The point at which we consider a person “dead” is a somewhat arbitrary one. It’s a label we invent for our own practical purposes that covers a wide variety of cases but does not, and cannot, neatly divide the universe into two categories with no fuzzy boundaries.
And all of this applies to trees. Much of a “living” tree is composed of not “living” cells. You may have heard it said that only the outer layers of the tree are alive and this is true. And just like many of your cells continue living even if you are “dead” you are correct that much of the tree’s cells will continue to live even if it is chopped down.
So when is a tree considered dead? Well, the perhaps unsatisfying answer is: “we consider it dead when it is useful for us to do so.”
I’d highly recommend listening to The Infinite Monkey Cage podcasts.
One of their early episodes raised the question of when a strawberry is dead or alive.

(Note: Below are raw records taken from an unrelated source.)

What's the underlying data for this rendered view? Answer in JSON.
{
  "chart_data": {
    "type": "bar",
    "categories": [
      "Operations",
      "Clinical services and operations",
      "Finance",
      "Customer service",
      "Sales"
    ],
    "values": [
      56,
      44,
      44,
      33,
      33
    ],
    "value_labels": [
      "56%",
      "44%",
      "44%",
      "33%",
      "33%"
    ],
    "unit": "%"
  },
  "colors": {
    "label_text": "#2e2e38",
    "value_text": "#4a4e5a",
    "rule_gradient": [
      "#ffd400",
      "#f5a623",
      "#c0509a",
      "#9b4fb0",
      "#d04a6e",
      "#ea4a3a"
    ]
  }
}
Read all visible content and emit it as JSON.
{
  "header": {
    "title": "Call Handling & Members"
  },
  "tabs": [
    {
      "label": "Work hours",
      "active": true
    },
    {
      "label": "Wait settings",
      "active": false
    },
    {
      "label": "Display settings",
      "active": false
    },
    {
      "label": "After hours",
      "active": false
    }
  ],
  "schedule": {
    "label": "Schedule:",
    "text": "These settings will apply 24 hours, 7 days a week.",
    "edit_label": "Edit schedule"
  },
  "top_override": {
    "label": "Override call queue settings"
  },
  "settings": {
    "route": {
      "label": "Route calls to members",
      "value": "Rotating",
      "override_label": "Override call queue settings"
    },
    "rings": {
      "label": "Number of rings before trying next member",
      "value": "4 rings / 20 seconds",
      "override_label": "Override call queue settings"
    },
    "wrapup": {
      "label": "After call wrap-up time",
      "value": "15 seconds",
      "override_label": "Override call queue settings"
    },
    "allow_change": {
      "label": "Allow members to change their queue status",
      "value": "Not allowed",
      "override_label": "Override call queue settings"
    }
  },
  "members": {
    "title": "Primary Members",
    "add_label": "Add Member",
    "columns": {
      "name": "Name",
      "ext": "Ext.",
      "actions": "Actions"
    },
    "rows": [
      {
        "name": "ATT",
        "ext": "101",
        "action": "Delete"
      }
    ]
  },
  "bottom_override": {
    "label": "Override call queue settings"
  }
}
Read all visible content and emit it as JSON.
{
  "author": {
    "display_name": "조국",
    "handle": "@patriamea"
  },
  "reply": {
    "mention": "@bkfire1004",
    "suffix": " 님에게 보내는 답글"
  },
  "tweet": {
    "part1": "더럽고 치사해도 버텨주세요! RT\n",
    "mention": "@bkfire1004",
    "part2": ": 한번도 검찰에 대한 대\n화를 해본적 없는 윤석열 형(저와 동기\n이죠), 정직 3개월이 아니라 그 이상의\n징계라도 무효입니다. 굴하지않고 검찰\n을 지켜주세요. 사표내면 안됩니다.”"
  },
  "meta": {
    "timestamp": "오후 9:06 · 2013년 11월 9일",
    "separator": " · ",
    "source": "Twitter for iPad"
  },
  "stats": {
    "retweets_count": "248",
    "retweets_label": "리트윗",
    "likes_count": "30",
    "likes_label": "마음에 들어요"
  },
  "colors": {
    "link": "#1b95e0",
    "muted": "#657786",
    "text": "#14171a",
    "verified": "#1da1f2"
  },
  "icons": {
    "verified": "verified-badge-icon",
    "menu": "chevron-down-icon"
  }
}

I don’t believe they ever got to a conclusive answer, despite it being brought up constantly in subsequent episodes. It is a fascinating discussion though.
I have a hedge around my yard, which appears to be an advantageous place for maple and beech saplings to sprout.
These appear to be fully un-killable Highlander trees. Every spring, I will cut them as close to the ground as I can manage… and by fall, they’ll have 3-5 feet of new growth. I can’t reasonably dig them out as that would disrupt the plants that are supposed to be there.
I consider these to be dead when they stop producing new growth.